An Anonymous Story
By Anton Chekhov
An Anonymous Story is a novella published in 1893 that has also been translated as The Story of a Nobody and The Story of an Unknown Man. The unknown man is the narrator, “Stefan”, a revolutionary who has taken an undercover position as a footman in the home of Orlov, an aristocratic playboy, in order to gain access to his father, a powerful bureaucrat. As luck would have it, Orlov has little to do with his father, but does manage to seduce a married woman, Zinaida, who falls in love with him, leaves her husband, and moves in. Orlov finds her affection an inconvenient constraint on his freedom, and soon disappears for weeks at a time, supposedly on “inspection tours in the provinces”, but actually staying with a friend. Stefan’s ideals are crushed by the flagrant hypocrisy on display and the general profligacy and purposelessness. His disillusion is mitigated by his compassion for Zinaida, which morphs into simple passion.
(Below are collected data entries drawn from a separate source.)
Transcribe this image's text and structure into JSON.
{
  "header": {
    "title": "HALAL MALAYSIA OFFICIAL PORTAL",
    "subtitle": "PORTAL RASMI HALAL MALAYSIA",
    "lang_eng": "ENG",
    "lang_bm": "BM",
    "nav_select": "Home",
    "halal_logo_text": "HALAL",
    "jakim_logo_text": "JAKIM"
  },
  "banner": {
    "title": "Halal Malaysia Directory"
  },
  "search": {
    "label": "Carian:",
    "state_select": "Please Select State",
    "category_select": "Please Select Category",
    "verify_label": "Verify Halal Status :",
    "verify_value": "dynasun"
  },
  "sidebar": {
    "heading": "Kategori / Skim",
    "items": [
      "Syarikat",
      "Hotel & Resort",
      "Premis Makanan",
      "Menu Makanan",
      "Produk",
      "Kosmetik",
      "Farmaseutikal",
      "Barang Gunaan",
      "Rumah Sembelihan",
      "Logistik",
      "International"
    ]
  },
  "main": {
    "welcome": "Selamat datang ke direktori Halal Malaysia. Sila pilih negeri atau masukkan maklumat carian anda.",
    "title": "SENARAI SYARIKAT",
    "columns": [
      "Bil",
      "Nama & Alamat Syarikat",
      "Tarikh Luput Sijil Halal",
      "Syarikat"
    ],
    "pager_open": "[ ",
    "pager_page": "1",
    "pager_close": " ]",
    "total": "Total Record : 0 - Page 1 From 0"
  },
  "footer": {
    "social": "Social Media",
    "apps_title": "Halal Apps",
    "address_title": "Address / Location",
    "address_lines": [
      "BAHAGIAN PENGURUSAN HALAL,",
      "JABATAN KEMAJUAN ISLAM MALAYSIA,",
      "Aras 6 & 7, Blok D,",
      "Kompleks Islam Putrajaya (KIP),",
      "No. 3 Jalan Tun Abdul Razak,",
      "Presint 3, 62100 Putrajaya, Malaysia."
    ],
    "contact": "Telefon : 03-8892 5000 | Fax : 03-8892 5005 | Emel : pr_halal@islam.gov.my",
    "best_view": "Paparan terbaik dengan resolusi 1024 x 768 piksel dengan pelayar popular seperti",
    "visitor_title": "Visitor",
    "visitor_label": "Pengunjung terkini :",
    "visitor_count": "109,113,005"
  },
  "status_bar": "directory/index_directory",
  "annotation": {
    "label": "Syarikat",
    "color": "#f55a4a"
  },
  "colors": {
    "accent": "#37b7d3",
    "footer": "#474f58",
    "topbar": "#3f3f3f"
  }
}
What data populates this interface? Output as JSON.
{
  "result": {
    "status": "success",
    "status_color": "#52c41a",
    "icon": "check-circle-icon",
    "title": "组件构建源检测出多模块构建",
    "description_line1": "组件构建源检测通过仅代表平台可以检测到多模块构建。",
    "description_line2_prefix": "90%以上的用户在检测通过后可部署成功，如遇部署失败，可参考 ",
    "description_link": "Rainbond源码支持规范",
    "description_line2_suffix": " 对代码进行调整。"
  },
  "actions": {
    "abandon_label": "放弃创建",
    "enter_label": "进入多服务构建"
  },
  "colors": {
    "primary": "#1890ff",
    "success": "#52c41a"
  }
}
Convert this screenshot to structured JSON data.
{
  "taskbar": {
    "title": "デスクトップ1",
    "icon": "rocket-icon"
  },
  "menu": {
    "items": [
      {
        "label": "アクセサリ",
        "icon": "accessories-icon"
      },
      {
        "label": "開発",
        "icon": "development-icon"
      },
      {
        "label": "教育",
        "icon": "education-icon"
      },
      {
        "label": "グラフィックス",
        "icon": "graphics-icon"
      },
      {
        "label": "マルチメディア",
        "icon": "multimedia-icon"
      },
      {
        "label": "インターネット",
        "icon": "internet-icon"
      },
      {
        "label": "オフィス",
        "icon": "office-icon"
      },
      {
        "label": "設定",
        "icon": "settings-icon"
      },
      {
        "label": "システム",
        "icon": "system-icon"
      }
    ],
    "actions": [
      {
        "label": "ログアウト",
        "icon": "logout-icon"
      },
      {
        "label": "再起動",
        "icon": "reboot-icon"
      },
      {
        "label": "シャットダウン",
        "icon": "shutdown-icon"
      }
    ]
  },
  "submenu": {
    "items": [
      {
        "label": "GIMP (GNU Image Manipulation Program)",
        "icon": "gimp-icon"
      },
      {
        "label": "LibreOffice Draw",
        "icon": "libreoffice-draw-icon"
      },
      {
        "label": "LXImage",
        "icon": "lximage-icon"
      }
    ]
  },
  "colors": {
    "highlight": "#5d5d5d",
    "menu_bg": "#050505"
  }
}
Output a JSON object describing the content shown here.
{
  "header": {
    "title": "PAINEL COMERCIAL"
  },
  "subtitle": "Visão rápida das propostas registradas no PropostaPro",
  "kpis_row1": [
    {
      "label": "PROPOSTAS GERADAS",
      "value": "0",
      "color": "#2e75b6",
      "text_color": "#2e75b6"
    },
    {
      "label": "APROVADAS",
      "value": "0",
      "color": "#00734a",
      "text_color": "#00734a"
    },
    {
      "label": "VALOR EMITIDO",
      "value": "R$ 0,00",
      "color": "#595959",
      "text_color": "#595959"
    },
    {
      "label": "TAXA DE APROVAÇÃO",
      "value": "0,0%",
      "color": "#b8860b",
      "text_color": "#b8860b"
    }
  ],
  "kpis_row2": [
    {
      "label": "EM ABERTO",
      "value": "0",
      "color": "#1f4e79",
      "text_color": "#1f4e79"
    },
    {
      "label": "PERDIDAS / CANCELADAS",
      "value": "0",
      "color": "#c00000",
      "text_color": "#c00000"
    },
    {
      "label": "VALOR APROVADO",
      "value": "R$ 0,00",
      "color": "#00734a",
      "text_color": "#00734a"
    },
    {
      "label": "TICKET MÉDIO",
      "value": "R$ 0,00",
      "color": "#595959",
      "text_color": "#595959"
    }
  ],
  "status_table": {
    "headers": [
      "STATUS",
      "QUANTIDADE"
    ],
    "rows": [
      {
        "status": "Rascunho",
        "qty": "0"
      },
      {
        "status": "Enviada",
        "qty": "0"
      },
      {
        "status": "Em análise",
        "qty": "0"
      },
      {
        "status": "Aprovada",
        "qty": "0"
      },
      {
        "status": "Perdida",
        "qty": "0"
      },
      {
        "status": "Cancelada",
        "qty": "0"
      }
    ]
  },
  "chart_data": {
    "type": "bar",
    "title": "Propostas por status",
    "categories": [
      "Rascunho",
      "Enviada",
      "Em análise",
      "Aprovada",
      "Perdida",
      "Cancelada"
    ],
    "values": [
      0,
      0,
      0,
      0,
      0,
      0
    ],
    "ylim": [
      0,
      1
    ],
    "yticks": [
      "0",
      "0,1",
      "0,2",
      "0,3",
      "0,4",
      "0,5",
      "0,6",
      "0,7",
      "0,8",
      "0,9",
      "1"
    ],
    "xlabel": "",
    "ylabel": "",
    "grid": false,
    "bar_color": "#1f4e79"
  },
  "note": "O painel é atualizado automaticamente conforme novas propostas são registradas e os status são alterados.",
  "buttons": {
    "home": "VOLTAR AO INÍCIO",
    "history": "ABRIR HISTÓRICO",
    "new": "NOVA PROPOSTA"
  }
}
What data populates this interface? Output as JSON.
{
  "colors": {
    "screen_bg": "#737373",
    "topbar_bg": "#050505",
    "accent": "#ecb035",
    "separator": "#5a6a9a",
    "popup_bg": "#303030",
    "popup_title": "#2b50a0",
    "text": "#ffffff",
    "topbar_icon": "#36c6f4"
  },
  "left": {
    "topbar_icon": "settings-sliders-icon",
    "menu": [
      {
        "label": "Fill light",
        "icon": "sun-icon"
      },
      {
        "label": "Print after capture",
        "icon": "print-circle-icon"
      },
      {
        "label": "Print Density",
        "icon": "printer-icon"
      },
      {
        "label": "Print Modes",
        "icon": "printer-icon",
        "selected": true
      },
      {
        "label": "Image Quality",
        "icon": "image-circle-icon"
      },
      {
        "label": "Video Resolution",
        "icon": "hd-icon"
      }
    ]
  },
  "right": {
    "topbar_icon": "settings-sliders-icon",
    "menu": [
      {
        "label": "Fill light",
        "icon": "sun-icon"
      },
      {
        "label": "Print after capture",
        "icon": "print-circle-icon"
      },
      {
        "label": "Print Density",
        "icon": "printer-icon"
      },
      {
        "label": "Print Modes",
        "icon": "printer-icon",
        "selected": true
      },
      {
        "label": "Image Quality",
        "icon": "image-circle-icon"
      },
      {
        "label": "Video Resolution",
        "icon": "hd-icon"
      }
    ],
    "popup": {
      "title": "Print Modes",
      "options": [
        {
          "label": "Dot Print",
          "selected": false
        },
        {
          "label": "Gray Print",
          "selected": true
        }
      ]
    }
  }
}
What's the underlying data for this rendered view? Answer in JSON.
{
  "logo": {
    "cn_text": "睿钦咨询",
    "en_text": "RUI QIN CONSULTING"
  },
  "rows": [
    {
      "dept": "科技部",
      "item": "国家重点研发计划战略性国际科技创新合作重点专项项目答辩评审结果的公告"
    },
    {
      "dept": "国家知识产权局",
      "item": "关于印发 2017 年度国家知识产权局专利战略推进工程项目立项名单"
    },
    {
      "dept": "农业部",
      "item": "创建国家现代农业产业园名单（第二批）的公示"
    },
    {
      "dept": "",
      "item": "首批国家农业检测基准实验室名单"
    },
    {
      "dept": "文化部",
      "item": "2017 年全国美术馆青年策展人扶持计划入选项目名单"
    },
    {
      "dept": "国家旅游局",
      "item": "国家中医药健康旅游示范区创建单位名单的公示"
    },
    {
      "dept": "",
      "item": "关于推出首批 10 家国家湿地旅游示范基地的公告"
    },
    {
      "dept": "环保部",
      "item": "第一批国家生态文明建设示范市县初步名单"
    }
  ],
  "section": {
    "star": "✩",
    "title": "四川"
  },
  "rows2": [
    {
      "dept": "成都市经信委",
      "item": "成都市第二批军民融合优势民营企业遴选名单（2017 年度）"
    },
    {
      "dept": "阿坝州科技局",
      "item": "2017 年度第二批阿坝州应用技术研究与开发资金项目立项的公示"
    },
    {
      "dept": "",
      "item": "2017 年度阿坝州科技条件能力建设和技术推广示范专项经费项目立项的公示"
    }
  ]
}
He comes clean about Orlov’s activities as well as his own identity and deceit, and convinces her to flee with him to Europe. After several months abroad, he becomes acutely ill, and as she nurses him back to health she realizes he is in love with her, and is not simply an altruistic rescuer. She herself is unwell and pregnant with Orlov’s child. Things do not go well, and the outcome is unexpected, tragic, and complex. There are no heroes here, yet Chekhov makes no moral judgments, which results in a powerful irony that forces reader to resolve ambiguities on their own.